"Je préfère être un assassin qu'un pédophile": interrogé pendant plus de deux heures par la présidente de la cour d'assises de la Réunion, Abraham Bomela est revenu sur les raisons de son passage à l'acte le 28 octobre 2023 à la Possession, dans l'ouest de La Réunion.
"Je ne l'aimais pas car elle me provoquait pour me rendre pédophile", a lancé l'accusé d'une voix calme et dénuée d'émotion en parlant de sa jeune victime, à laquelle il a reconnu avoir porté plusieurs coups de couteau.
"Je me méfiais de la petite, a-t-il encore déclaré devant la cour, je ne voulais pas passer à l'acte sexuel alors je l'ai tuée".
Selon l'enquête, Abraham Bomela, 38 ans à l'époque des faits, avait d'abord poignardé sa mère au domicile familial, des faits qu'il a également reconnus, puis mortellement agressé la fillette présente sur les lieux.
"Envie de tuer tout le monde"
Au volant de son véhicule, il avait ensuite foncé dans les rues, percutant sur son passage un joggeur, un conducteur de scooter, un motard, ainsi que des clients d'un supermarché en train de ranger leurs courses, allant jusqu'à rouler sur l'un d'eux.

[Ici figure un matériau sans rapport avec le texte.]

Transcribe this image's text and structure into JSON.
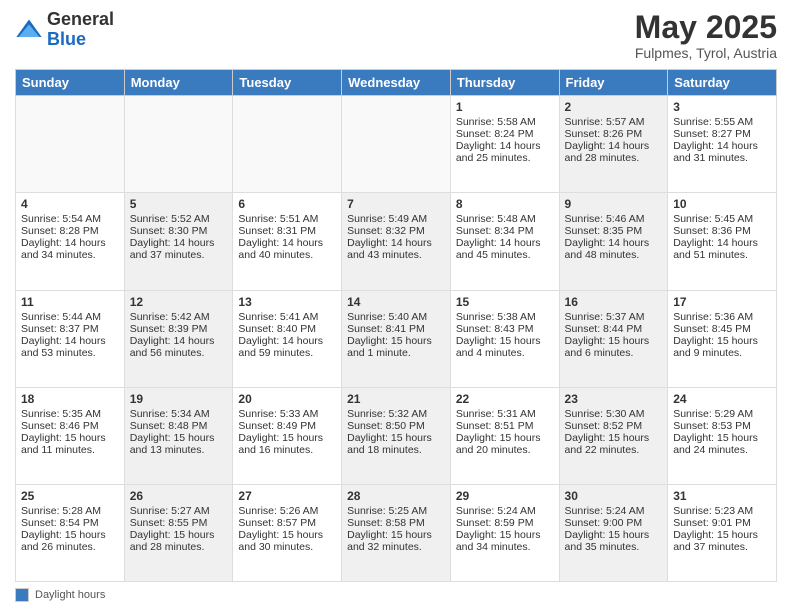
{
  "header": {
    "logo_general": "General",
    "logo_blue": "Blue",
    "month_title": "May 2025",
    "location": "Fulpmes, Tyrol, Austria"
  },
  "weekdays": [
    "Sunday",
    "Monday",
    "Tuesday",
    "Wednesday",
    "Thursday",
    "Friday",
    "Saturday"
  ],
  "footer": {
    "label": "Daylight hours"
  },
  "weeks": [
    [
      {
        "day": "",
        "content": "",
        "shaded": false
      },
      {
        "day": "",
        "content": "",
        "shaded": false
      },
      {
        "day": "",
        "content": "",
        "shaded": false
      },
      {
        "day": "",
        "content": "",
        "shaded": false
      },
      {
        "day": "1",
        "content": "Sunrise: 5:58 AM\nSunset: 8:24 PM\nDaylight: 14 hours and 25 minutes.",
        "shaded": false
      },
      {
        "day": "2",
        "content": "Sunrise: 5:57 AM\nSunset: 8:26 PM\nDaylight: 14 hours and 28 minutes.",
        "shaded": true
      },
      {
        "day": "3",
        "content": "Sunrise: 5:55 AM\nSunset: 8:27 PM\nDaylight: 14 hours and 31 minutes.",
        "shaded": false
      }
    ],
    [
      {
        "day": "4",
        "content": "Sunrise: 5:54 AM\nSunset: 8:28 PM\nDaylight: 14 hours and 34 minutes.",
        "shaded": false
      },
      {
        "day": "5",
        "content": "Sunrise: 5:52 AM\nSunset: 8:30 PM\nDaylight: 14 hours and 37 minutes.",
        "shaded": true
      },
      {
        "day": "6",
        "content": "Sunrise: 5:51 AM\nSunset: 8:31 PM\nDaylight: 14 hours and 40 minutes.",
        "shaded": false
      },
      {
        "day": "7",
        "content": "Sunrise: 5:49 AM\nSunset: 8:32 PM\nDaylight: 14 hours and 43 minutes.",
        "shaded": true
      },
      {
        "day": "8",
        "content": "Sunrise: 5:48 AM\nSunset: 8:34 PM\nDaylight: 14 hours and 45 minutes.",
        "shaded": false
      },
      {
        "day": "9",
        "content": "Sunrise: 5:46 AM\nSunset: 8:35 PM\nDaylight: 14 hours and 48 minutes.",
        "shaded": true
      },
      {
        "day": "10",
        "content": "Sunrise: 5:45 AM\nSunset: 8:36 PM\nDaylight: 14 hours and 51 minutes.",
        "shaded": false
      }
    ],
    [
      {
        "day": "11",
        "content": "Sunrise: 5:44 AM\nSunset: 8:37 PM\nDaylight: 14 hours and 53 minutes.",
        "shaded": false
      },
      {
        "day": "12",
        "content": "Sunrise: 5:42 AM\nSunset: 8:39 PM\nDaylight: 14 hours and 56 minutes.",
        "shaded": true
      },
      {
        "day": "13",
        "content": "Sunrise: 5:41 AM\nSunset: 8:40 PM\nDaylight: 14 hours and 59 minutes.",
        "shaded": false
      },
      {
        "day": "14",
        "content": "Sunrise: 5:40 AM\nSunset: 8:41 PM\nDaylight: 15 hours and 1 minute.",
        "shaded": true
      },
      {
        "day": "15",
        "content": "Sunrise: 5:38 AM\nSunset: 8:43 PM\nDaylight: 15 hours and 4 minutes.",
        "shaded": false
      },
      {
        "day": "16",
        "content": "Sunrise: 5:37 AM\nSunset: 8:44 PM\nDaylight: 15 hours and 6 minutes.",
        "shaded": true
      },
      {
        "day": "17",
        "content": "Sunrise: 5:36 AM\nSunset: 8:45 PM\nDaylight: 15 hours and 9 minutes.",
        "shaded": false
      }
    ],
    [
      {
        "day": "18",
        "content": "Sunrise: 5:35 AM\nSunset: 8:46 PM\nDaylight: 15 hours and 11 minutes.",
        "shaded": false
      },
      {
        "day": "19",
        "content": "Sunrise: 5:34 AM\nSunset: 8:48 PM\nDaylight: 15 hours and 13 minutes.",
        "shaded": true
      },
      {
        "day": "20",
        "content": "Sunrise: 5:33 AM\nSunset: 8:49 PM\nDaylight: 15 hours and 16 minutes.",
        "shaded": false
      },
      {
        "day": "21",
        "content": "Sunrise: 5:32 AM\nSunset: 8:50 PM\nDaylight: 15 hours and 18 minutes.",
        "shaded": true
      },
      {
        "day": "22",
        "content": "Sunrise: 5:31 AM\nSunset: 8:51 PM\nDaylight: 15 hours and 20 minutes.",
        "shaded": false
      },
      {
        "day": "23",
        "content": "Sunrise: 5:30 AM\nSunset: 8:52 PM\nDaylight: 15 hours and 22 minutes.",
        "shaded": true
      },
      {
        "day": "24",
        "content": "Sunrise: 5:29 AM\nSunset: 8:53 PM\nDaylight: 15 hours and 24 minutes.",
        "shaded": false
      }
    ],
    [
      {
        "day": "25",
        "content": "Sunrise: 5:28 AM\nSunset: 8:54 PM\nDaylight: 15 hours and 26 minutes.",
        "shaded": false
      },
      {
        "day": "26",
        "content": "Sunrise: 5:27 AM\nSunset: 8:55 PM\nDaylight: 15 hours and 28 minutes.",
        "shaded": true
      },
      {
        "day": "27",
        "content": "Sunrise: 5:26 AM\nSunset: 8:57 PM\nDaylight: 15 hours and 30 minutes.",
        "shaded": false
      },
      {
        "day": "28",
        "content": "Sunrise: 5:25 AM\nSunset: 8:58 PM\nDaylight: 15 hours and 32 minutes.",
        "shaded": true
      },
      {
        "day": "29",
        "content": "Sunrise: 5:24 AM\nSunset: 8:59 PM\nDaylight: 15 hours and 34 minutes.",
        "shaded": false
      },
      {
        "day": "30",
        "content": "Sunrise: 5:24 AM\nSunset: 9:00 PM\nDaylight: 15 hours and 35 minutes.",
        "shaded": true
      },
      {
        "day": "31",
        "content": "Sunrise: 5:23 AM\nSunset: 9:01 PM\nDaylight: 15 hours and 37 minutes.",
        "shaded": false
      }
    ]
  ]
}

Face à l'ampleur de la situation, près de 70 militaires avaient été mobilisés, dont 25 gendarmes du GIGN.
L'homme s'était finalement retranché dans une agence bancaire du centre-ville, où il avait poignardé un agent d'entretien qui avait succombé durant son transport à l'hôpital. Au cours de l'assaut, il avait blessé un gendarme et avait lui-même été blessé.
Questionné par la présidente de la cour d'assises sur ce déchaînement de violence, alors qu'il a "déjà tué (sa) mère et (sa) petite cousine", Abraham Bomela a répondu très calmement qu'"avec la colère, [il] avai[t] envie de tuer tout le monde".
"Je sais que j'ai tout perdu, je suis très en colère, j'ai tué ma maman à cause de la petite", a-t-il dit.
Lors de la première journée d'audience de ce procès prévu jusqu'à vendredi, plusieurs experts ont expliqué que le discernement d'Abraham Bomela était altéré au moment des faits. Si les jurés retiennent cette circonstance, l'homme encourt 30 ans de réclusion criminelle au lieu de la perpétuité.